As we leave my home I’ll mention the house across the street. There are two very tall palm trees in the front yard. Somehow I feel they are lacking a tropical setting. The pleasant couple living there “manicure” their lawn so the rest of us feel obligated to be in step.
My neighbor on the south raised a family of three daughters and a son. like many families they had ups and downs. Both parents were employed though they had arrived with so little that discarded vegetables from the market were gratefully added to their menu. For several years they had much joy from digging clams.
Across a short street we pass a house inherited from a nice lady whose husband lost his life in a drunken brawl somewhere in the Deep South. She was unable to adjust to the single life so appeared to “give up”.

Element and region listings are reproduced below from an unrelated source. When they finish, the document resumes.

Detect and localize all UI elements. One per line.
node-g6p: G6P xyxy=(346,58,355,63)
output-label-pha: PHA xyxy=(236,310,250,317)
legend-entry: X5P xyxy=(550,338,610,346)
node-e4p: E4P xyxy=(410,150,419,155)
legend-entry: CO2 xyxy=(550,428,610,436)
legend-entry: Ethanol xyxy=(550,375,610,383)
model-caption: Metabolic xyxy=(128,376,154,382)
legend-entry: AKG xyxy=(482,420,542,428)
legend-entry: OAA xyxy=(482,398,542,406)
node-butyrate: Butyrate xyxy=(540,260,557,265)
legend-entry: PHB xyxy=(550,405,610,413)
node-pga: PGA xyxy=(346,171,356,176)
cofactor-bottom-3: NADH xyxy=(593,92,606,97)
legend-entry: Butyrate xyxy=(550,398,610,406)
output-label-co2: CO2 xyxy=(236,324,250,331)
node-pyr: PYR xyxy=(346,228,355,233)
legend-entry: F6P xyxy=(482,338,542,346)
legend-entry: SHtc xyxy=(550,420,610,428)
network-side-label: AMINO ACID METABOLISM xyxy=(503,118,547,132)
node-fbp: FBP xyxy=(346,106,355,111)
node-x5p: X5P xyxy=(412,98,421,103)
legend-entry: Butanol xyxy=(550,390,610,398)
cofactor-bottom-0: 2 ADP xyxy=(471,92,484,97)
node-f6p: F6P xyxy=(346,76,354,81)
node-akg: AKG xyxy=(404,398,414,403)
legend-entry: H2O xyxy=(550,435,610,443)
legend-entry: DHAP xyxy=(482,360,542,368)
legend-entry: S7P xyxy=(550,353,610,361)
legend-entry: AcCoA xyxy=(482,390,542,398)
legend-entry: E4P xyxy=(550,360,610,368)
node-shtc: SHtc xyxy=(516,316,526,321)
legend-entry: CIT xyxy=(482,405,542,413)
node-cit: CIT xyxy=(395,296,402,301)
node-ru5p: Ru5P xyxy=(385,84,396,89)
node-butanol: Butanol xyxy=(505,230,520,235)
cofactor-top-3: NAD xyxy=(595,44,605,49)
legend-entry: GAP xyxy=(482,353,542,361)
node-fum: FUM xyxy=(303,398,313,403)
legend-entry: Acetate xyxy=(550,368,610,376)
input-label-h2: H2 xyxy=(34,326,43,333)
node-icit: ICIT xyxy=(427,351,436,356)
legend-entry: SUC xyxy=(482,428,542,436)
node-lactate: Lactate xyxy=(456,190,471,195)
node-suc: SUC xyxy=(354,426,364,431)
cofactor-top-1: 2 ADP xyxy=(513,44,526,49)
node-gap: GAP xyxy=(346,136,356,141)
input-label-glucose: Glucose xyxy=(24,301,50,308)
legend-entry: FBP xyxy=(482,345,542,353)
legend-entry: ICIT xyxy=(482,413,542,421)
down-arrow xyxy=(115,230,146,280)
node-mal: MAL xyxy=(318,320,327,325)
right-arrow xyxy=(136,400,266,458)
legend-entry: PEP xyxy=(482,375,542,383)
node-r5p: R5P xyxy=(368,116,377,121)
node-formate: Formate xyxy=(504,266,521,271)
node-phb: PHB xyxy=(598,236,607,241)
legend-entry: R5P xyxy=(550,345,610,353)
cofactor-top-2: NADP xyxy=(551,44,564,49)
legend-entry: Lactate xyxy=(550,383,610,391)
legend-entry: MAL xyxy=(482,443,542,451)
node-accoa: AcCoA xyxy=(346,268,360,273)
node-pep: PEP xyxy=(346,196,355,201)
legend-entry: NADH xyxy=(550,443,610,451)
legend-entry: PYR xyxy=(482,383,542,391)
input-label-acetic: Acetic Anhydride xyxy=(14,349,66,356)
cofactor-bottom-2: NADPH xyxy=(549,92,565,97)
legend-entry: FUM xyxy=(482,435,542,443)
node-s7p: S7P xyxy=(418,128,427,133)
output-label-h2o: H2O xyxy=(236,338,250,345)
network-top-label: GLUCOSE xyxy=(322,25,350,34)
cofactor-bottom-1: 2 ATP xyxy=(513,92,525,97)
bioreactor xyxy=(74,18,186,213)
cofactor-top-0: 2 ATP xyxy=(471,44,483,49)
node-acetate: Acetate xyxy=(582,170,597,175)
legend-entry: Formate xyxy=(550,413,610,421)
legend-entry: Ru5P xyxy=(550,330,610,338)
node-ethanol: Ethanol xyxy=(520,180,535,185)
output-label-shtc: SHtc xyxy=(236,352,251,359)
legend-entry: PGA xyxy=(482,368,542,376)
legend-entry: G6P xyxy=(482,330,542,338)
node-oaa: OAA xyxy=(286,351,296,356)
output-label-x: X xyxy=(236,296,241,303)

Moving along we pass well-kept yards and several homes with changes in their appearances. Garages may now be family rooms, plain windows have become bay windows, and front porches have ben enlarged or are beautified by grill work.
When we reach the corner we go west to the playground of Adam School. On Saturday we are likely to see a game of soccer in progress. In fact there maybe three games in all as Adam Park is just beyond. I really enjoy watching the young players who are dressed in shorts and knee socks. They are trying so hard to be the best. Families sit on the grass eating and talking.
Across the street we see Minami Center. It’s a popular spot and is used by adults and school children. There is a baseball diamond, basketball courts, and best of all several tennis courts. I’ll never understand why my own children neglected to learn tennis. Yet it isn't any easier to inspire one’s children to be athletic than to force them to develop their musical abilities. Where is the enthusiasm?
Walking allows us to view the low hills to the west and notice a low-lying fog bank. One morning when I heard a crop-dusting plane just beyond the park I hurriedly gathered four small grand children to go with me to watch the activity. The youngest child became frustrated when both feet tried to go into the same pant-leg. But we were able to see several dustings delivered by the plane. Children need to experience unusual happenings.
We hurry along till we are past the park and find ourselves opposite the Co. Fairgrounds. Quite often there are special events taking place there. Usually we see numerous RV’s, possibly some horse trailers, and a stream of exhibitors. One group is the Mineral Society and another the Strawberry Show.
We invited a granddaughter and her friend to go to the Circus there. Each girl had about $1.00 to use for treats but both were shy about asking the “hawkers.” Finally I asked by husband to get them some cotton candy which solved their problem as well as saving their money. Probably I would have carried along some food for my own youngsters.
Without stopping we walk along under some eucalyptus trees – the messiest, most unattractive trees imaginable. They constantly shed bark and there is no one to clean it up.
Back into our own neighborhood we see familiar faces and are greeted. One neighbor is busy in his garage, sawing, shaping, and finishing a variety of attractive cupboards and entertainment centers. Another publishes a newssheet for the Lifetime Learning Institute. I am pleased to live in an area where many are busy just living.